Perhaps most importantly, even if the arbitration between NFP and McCaffree would bind Plaintiffs, either to an entire settlement or to certain factual stipulations, it is not clear that appointment of interim class counsel would do anything for them. Plaintiffs have not identified what additional privileges they would gain through appointment. Plaintiffs state that “as interim counsel, Schlichter Bogard & Denton would take steps to ensure that the interests of the Berkelhammer class are protected and not unfairly compromised.” (Appeal Br. at 12). But nowhere in the record do Plaintiffs delineate what those steps would be. As Judge Hammer observed, Plaintiffs' counsel essentially seeks to intervene in the separate proceedings between McCaffree and NFP. (7/20/21 Tr. at 20:25). And it is unclear how naming interim class counsel would permit Plaintiffs to intervene-either in the McCaffree action or in McCaffree's mediation or arbitration with NFP-in a manner that is not already available to them. Without a sufficient explanation for the requested appointment, the Court cannot say Judge Hammer committed clear error.

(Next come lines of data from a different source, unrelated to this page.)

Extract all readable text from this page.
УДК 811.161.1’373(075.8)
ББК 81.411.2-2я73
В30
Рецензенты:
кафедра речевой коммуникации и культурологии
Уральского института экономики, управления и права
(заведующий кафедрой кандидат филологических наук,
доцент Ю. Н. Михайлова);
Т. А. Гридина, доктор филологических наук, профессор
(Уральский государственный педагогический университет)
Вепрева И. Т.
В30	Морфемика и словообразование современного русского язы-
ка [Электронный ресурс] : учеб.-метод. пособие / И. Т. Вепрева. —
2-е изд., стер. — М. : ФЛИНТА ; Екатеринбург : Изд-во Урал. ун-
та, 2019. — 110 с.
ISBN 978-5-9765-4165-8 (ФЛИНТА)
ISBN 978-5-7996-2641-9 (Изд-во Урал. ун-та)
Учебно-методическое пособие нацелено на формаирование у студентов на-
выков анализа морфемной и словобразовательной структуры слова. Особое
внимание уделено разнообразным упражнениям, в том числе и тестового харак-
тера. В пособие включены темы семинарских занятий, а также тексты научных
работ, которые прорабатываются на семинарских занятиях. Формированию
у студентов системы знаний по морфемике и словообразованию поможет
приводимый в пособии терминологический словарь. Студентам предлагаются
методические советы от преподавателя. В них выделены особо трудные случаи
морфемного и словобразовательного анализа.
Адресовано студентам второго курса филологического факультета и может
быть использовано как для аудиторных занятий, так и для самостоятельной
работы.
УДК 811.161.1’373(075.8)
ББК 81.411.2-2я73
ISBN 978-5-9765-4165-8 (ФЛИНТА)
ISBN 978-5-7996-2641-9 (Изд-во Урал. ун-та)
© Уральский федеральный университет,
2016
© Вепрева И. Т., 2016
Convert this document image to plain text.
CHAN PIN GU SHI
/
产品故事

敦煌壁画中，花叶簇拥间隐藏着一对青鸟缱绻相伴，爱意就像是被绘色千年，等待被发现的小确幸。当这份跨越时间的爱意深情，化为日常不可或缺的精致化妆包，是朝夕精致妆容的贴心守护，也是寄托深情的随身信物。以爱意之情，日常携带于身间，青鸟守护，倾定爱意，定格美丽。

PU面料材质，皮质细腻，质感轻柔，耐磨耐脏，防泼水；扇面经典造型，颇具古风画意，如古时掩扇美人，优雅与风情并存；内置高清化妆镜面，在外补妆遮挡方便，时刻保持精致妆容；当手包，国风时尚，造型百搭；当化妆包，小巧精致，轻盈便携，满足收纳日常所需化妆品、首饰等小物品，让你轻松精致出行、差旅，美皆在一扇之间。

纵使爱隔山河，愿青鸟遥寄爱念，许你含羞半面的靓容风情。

In light of the foregoing, the Court is not “left with the definite and firm conviction that a mistake has been committed.” Coyle, 2009 WL 1652399, at *3; Dome Petroleum, 131 F.R.D. at 65 (quoting U.S. Gypsum Co., 333 U.S. at 395).
IV. CONCLUSION
Judge Hammer's Order (D.E. No. 102) denying Plaintiffs' motion is AFFIRMED. An appropriate Order follows.